From its humble marching band beginnings, to the tacky multimedia spectacles of the 80s, to 1993’s simply revolutionary performance by Michael Jackson, the Super Bowl’s halftime show has changed dramatically over the years.

On Sunday (February 5th), the (so-called) Queen of Pop, Madonna, will be taking center stage at the Lucas Oil Stadium in Indianapolis, Indiana, for the XLVI halftime show. The announcement MDNA would be providing this year’s interval entertainment was not without its critics, but before the blogosphere can go branding Madonna’s marvel the worst halftime show ever, there are certainly some stinkers the “Material Girl” has to beat…

Super Bowl XLV (2011)

Christina Aguilera got the Super Bowl XLV off to a bad start in 2011 after the warbler infamously fluffed the words to the “Star Spangled Banner.” There was little improvement when the Black Eyed Peas took to the stage for what was later branded the “worst halftime show ever.” Not even the gaudy pyrotechnics and field full o’dancers could distract us from Fergie,, and Taboo’s vocal fails, which reached their ghastly peaks when Fergie absolutely slaughtered Guns ‘n’ Roses‘ “Sweet Child O’Mine” alongside an overly rhinestoned Slash.

Super Bowl XXV (1991)

Cute projectile vomited all over 1991’s Super Bowl halftime show. During the game’s interval, Florida’s Tampa Stadium was swarmed by 2000 traumatized children and a scattering of costumed Disney characters, all singing Fantastyland’s “It’s A Small World“. As if things couldn’t get anymore surreal, the jock announcer then introduced New Kids On The Block to the stage with the ultimate capitalist utterance: “And now to honor our armed forces’ children, Coca-Cola proudly presents the New Kids On The Block.” The Boston boy band then exploded on to “Step By Step” before the “It’s a Small World” reprise cuddlefest concluded what has to be one of the most sickeningly sweet halftime shows, ever!

Super Bowl XXXV (2001)

Curse the person who thought it would be a cool idea to let MTV produce the 2001 Super Bowl halftime show. The result was exactly what you would expect from the tween network that year – pop, pop and more pop.

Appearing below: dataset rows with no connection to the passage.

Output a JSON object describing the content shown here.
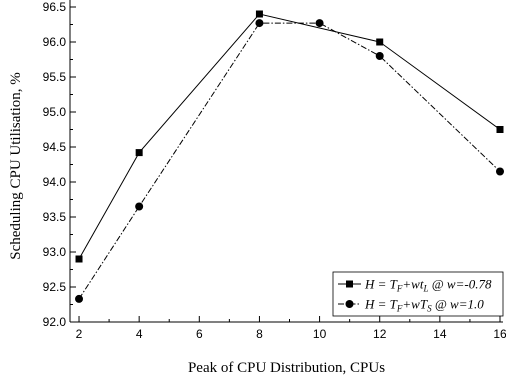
{
  "chart_data": {
    "type": "line",
    "xlabel": "Peak of CPU Distribution, CPUs",
    "ylabel": "Scheduling CPU Utilisation, %",
    "xlim": [
      1.7,
      16.1
    ],
    "ylim": [
      92.0,
      96.6
    ],
    "xticks": [
      2,
      4,
      6,
      8,
      10,
      12,
      14,
      16
    ],
    "yticks": [
      92.0,
      92.5,
      93.0,
      93.5,
      94.0,
      94.5,
      95.0,
      95.5,
      96.0,
      96.5
    ],
    "legend_position": "bottom-right",
    "series": [
      {
        "name": "H = T_F+wt_L @ w=-0.78",
        "legend_parts": [
          {
            "t": "H = T",
            "sub": false
          },
          {
            "t": "F",
            "sub": true
          },
          {
            "t": "+wt",
            "sub": false
          },
          {
            "t": "L",
            "sub": true
          },
          {
            "t": " @ w=-0.78",
            "sub": false
          }
        ],
        "marker": "square",
        "line_style": "solid",
        "color": "#000000",
        "x": [
          2,
          4,
          8,
          12,
          16
        ],
        "y": [
          92.9,
          94.42,
          96.4,
          96.0,
          94.75
        ]
      },
      {
        "name": "H = T_F+wT_S @ w=1.0",
        "legend_parts": [
          {
            "t": "H = T",
            "sub": false
          },
          {
            "t": "F",
            "sub": true
          },
          {
            "t": "+wT",
            "sub": false
          },
          {
            "t": "S",
            "sub": true
          },
          {
            "t": " @ w=1.0",
            "sub": false
          }
        ],
        "marker": "circle",
        "line_style": "dash-dot",
        "color": "#000000",
        "x": [
          2,
          4,
          8,
          10,
          12,
          16
        ],
        "y": [
          92.33,
          93.65,
          96.27,
          96.27,
          95.8,
          94.15
        ]
      }
    ]
  }
}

Headlining the show were poster boys, *N Sync, who sported so much denim that January evening you wanted to scoop your eyes out. An unnecessary amount of choreography later and wrinkled rockers, Aerosmith, arrived in a poor attempt to inject some (Dad-)rock into the proceedings. Having completed that “song from Armageddon,” it was back to the cotton candy, with Justin‘s former squeeze, Britney Spears, joining in to exchange some uncomfortable titillations with Steven Tyler. And let us not forget that totally awkward side-order of Nelly and Mary J. Blige…oh wait, we already did.

Super Bowl XXIII  (1989)

Back in 1989, Super Bowl had yet to hone the art of the halftime show. That year’s interval spectacular, “Be Bop Bamboozled,” was instead a kitsch-laden skit which revolved around…wait for it…an Elvis Presley impersonator!

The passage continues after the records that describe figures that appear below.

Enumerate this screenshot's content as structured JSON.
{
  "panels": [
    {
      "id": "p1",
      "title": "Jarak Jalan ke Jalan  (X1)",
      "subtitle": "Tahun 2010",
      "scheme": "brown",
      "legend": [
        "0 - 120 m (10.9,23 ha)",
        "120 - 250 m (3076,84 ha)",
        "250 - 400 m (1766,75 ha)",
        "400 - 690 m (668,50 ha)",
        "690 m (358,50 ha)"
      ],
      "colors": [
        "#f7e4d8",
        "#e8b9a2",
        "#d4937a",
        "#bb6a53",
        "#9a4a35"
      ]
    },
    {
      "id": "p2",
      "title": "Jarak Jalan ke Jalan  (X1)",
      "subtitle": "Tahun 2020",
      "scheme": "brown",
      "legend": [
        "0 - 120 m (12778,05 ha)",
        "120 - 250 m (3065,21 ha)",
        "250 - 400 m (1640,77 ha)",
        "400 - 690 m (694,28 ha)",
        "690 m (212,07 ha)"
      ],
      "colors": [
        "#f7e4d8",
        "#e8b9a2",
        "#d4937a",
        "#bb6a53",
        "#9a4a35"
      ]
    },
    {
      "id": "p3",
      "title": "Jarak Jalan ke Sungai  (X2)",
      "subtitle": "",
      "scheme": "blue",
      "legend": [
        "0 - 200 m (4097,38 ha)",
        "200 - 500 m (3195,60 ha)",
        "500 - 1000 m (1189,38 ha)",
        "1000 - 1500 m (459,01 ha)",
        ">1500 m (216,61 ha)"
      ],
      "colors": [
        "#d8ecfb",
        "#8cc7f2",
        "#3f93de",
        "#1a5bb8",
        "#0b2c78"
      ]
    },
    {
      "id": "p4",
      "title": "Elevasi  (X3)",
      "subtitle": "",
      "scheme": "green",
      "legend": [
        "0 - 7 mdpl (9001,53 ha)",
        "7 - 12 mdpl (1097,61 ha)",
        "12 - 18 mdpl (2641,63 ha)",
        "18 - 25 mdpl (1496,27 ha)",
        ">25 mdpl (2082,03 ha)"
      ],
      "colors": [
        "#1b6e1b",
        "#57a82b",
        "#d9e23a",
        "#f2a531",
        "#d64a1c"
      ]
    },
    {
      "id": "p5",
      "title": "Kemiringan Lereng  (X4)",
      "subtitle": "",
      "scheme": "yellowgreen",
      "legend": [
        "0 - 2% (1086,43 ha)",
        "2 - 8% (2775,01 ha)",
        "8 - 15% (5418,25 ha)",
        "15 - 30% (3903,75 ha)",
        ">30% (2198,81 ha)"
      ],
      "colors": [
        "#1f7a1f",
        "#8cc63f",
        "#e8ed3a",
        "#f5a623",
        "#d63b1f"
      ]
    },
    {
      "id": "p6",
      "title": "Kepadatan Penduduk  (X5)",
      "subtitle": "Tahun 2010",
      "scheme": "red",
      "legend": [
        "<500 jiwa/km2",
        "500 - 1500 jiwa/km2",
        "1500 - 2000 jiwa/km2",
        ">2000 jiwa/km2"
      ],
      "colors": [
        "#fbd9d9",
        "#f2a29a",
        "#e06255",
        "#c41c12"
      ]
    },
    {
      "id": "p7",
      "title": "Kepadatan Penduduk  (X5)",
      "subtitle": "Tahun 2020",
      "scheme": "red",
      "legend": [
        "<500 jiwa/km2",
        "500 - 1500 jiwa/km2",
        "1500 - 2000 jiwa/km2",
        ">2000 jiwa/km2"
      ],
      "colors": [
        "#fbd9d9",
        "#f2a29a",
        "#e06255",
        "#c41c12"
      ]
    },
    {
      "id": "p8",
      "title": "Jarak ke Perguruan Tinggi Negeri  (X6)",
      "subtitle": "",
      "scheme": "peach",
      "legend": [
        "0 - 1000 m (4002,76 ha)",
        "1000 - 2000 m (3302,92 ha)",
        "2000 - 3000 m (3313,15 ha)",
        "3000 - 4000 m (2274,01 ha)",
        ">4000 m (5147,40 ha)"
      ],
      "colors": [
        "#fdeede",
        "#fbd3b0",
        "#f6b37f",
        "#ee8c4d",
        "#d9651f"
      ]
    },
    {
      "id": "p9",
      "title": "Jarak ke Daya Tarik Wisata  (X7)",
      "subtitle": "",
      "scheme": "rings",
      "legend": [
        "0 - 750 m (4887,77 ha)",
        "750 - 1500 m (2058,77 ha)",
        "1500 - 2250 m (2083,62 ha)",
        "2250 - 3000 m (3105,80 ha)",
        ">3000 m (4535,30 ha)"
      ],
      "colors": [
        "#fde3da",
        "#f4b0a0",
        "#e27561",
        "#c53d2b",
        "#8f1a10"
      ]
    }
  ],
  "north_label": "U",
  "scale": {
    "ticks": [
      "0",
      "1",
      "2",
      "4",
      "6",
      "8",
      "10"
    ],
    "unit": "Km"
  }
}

The irony is “Elvis Presto,” ahem, did not even sing one Presley song. The super-sequinned imitation crooner was instead hired to conduct the bamboozling “World’s Biggest Card Trick” to the wholly disinterested Super Bowl crowd. And we haven’t even mentioned the fact this halftime show was broadcast in a super shoddy 3D technology. Seriously, who thought any of this was a good idea? Or did the organizers mix up “Super Bowl” for “cheap Las Vegas wedding”?

Super Bowl XXXVIII (2004)

In 2004, Janet Jackson succeeded in upsetting an entire nation after confirming that she does, indeed, have breasts!

Oh, Jan…it could have been great. There you were, doing your thing to killer hits like “All for You” and “Rhythm Nation“. I mean, hey, we’ll ignore the excessive lip-syncing for now, as gurl, you were carrying forth the Jackson family’s Super Bowl banner in style.

And then out popped Justin Timberlake (who is lucky enough to feature twice on this list!). It all seemed perfectly innocent at first (well, as innocent as a song called “Rock Your Body” can be…). But then “it” happened.

Bet I have you naked by the end of this song,” crooned Timberlake, his hand gradually making its way towards Janet’s corset. A blink of the eye later and KAPOW, out detonates Miss Jackson’s boob, officially activating the pandemonium which was later to become known as “Nipplegate.”

Was it all planned, or was it all a mistake? Odds are, we’ll never know. Still, this infamous incident (which ultimately landed CBS with a fat $550,000 fine) certainly put Super Bowl’s halftime show under some serious censorship, with producers opting for safe, family-friendly (and most importantly, boob-free) acts like Paul McCartney and Bruce Springsteen for the next few years.